Molte persone usano lo scapolare o altri oggetti di devozione senza conoscerne il vero significato. Molti usano croci, medagliette, rosari e scapolari di Nostra Signora del Carmelo come una moda, perché li usa questo o quell’artista. Lo scapolare però non è un porta fortuna, non è un amuleto, e non è un oggetto che libera dal malocchio. Non si può usare lo scapolare per tali gesti che invece di alimentare la nostra fede sono veri e propri atti di superstizione: pensieri di cui maghi e cartomanti ne sono i primi diffusori

Ma qual è il vero significato dello scapolare?

Lo scapolare di Sant’Antonio di Padova o della Madonna del Carmelo è un grembiule usato dai monaci durante il lavoro per non sporcare la tonaca. Messo sulle scapole, lo scapolare è una parte dell’abito che usano ancora oggi soprattutto i carmelitani. Ecco perché tradizionalmente quando si pensa allo scapolare si pensa subito alla Madonna del Carmelo.

Con il tempo si è stabilito uno scapolare ridotto da dare ai fedeli laici. In questo modo, chi lo usa può partecipare alla spiritualità del Carmelo e alle grandi grazie ad esso legate.

Da dove nasce lo Scapolare di Sant’Antonio di Padova?

Nasce dalla devozione antoniana dei Padri Rogazionisti dell’Istituto Cristo Re di Messina e dai ragazzi dello stesso Istituto Antoniano che per diffondere la devozione nella potente intercessione di Sant’Antonio, il Santo Taumaturgo, il messaggero antoniano, il Santo dei Miracoli, hanno voluto confezionare per tutti i benefattori e per tutti coloro che ne facessero richiesto lo scapolare benedetto di Sant’Antonio.

Qual è la particolarità dello Scapolare di Sant’Antonio?

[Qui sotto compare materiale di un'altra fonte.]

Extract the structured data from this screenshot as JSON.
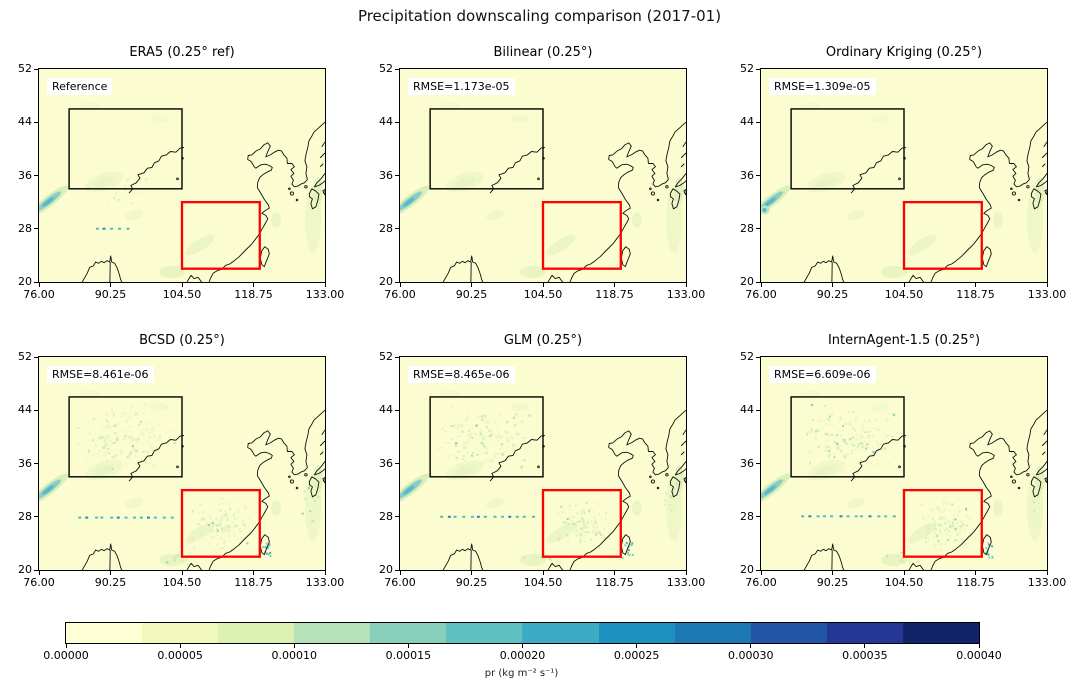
{
  "figure_title": "Precipitation downscaling comparison (2017-01)",
  "chart_data": {
    "type": "heatmap",
    "subtype": "geographic precipitation maps, 2x3 small multiples with shared discrete colorbar",
    "grid": {
      "rows": 2,
      "cols": 3
    },
    "panels": [
      {
        "title": "ERA5 (0.25° ref)",
        "annotation": "Reference",
        "variant": "era5"
      },
      {
        "title": "Bilinear (0.25°)",
        "annotation": "RMSE=1.173e-05",
        "variant": "smooth"
      },
      {
        "title": "Ordinary Kriging (0.25°)",
        "annotation": "RMSE=1.309e-05",
        "variant": "smooth"
      },
      {
        "title": "BCSD (0.25°)",
        "annotation": "RMSE=8.461e-06",
        "variant": "stipple"
      },
      {
        "title": "GLM (0.25°)",
        "annotation": "RMSE=8.465e-06",
        "variant": "stipple"
      },
      {
        "title": "InternAgent-1.5 (0.25°)",
        "annotation": "RMSE=6.609e-06",
        "variant": "stipple"
      }
    ],
    "rmse_values": {
      "Bilinear": 1.173e-05,
      "Ordinary Kriging": 1.309e-05,
      "BCSD": 8.461e-06,
      "GLM": 8.465e-06,
      "InternAgent-1.5": 6.609e-06
    },
    "axes": {
      "xlim": [
        76.0,
        133.0
      ],
      "ylim": [
        20,
        52
      ],
      "x_ticks": [
        "76.00",
        "90.25",
        "104.50",
        "118.75",
        "133.00"
      ],
      "y_ticks": [
        "52",
        "44",
        "36",
        "28",
        "20"
      ]
    },
    "map_overlays": {
      "inner_box_black": {
        "lon": [
          82.0,
          104.5
        ],
        "lat": [
          34.0,
          46.0
        ],
        "color": "#000000"
      },
      "region_box_red": {
        "lon": [
          104.5,
          120.0
        ],
        "lat": [
          22.0,
          32.0
        ],
        "color": "#ff0000"
      }
    },
    "colorbar": {
      "label": "pr (kg m⁻² s⁻¹)",
      "orientation": "horizontal",
      "vmin": 0.0,
      "vmax": 0.0004,
      "ticks": [
        "0.00000",
        "0.00005",
        "0.00010",
        "0.00015",
        "0.00020",
        "0.00025",
        "0.00030",
        "0.00035",
        "0.00040"
      ],
      "n_segments": 12,
      "colors": [
        "#ffffd5",
        "#f1fabc",
        "#dcf1b2",
        "#b5e2b6",
        "#88d0ba",
        "#5ec0c1",
        "#3bacc3",
        "#1d91c0",
        "#1e78b4",
        "#2256a5",
        "#253795",
        "#122468"
      ]
    },
    "map_background": "#fbfcd0"
  }
}
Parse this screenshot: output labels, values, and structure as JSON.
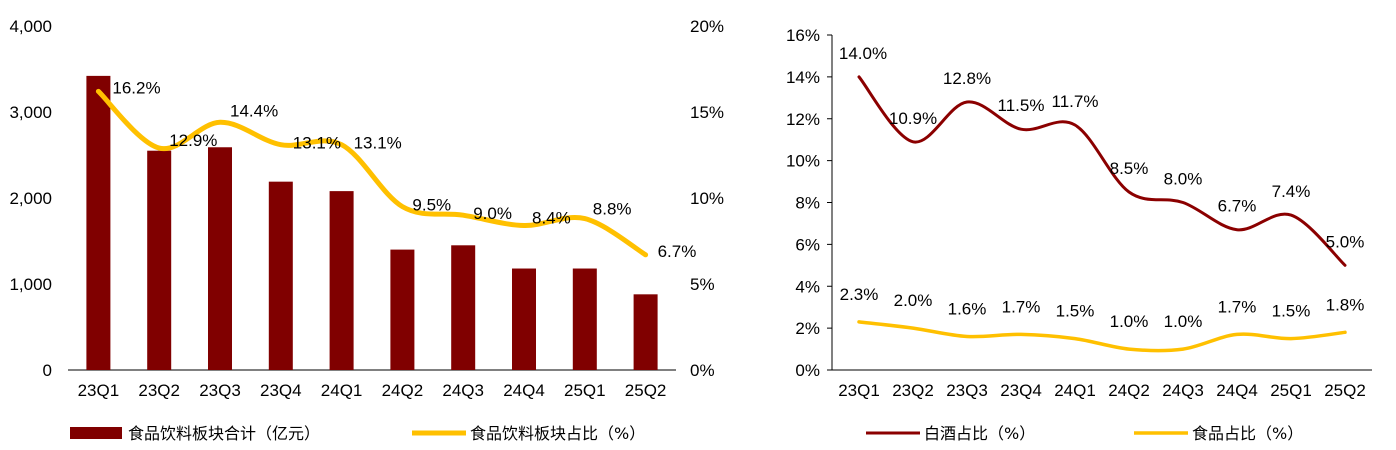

La caratteristica particolare dello Scapolare di Sant’Antonio è che da una parte c’è l’immagine di Sant’Antonio e dall’altra la preghiera del “breve” di Sant’Antonio o brevetto. Il significato di questa preghiera o breve di Sant’Antonio (che altro non è che una preghiera di esorcismo o preghiera di liberazione dal male) nasce dalla tradizione popolare che tramanda che Sant’Antonio diede una preghiera ad una povera donna che cercava aiuto contro le tentazioni del demonio.
Sisto V, papa francescano, ha fatto scolpire la preghiera – detta anche motto di Sant’Antonio – alla base dell’obelisco fatto da lui erigere in Piazza San Pietro a Roma. Eccola nell’originale latino:

Ecce Crucem Domini!
Fugite partes adversae!
Vicit Leo de tribu Juda,
Radix David! Alleluia!

tradotto

Ecco la Croce del Signore!
Fuggite forze nemiche!
Ha vinto il Leone di Giuda,
La radice di Davide! Alleluia!

Questa breve preghiera ha tutto il sapore di un piccolo esorcismo. Anche noi possiamo usarla – in latino o in italiano – per aiutarci a superare le tentazioni che si presentano.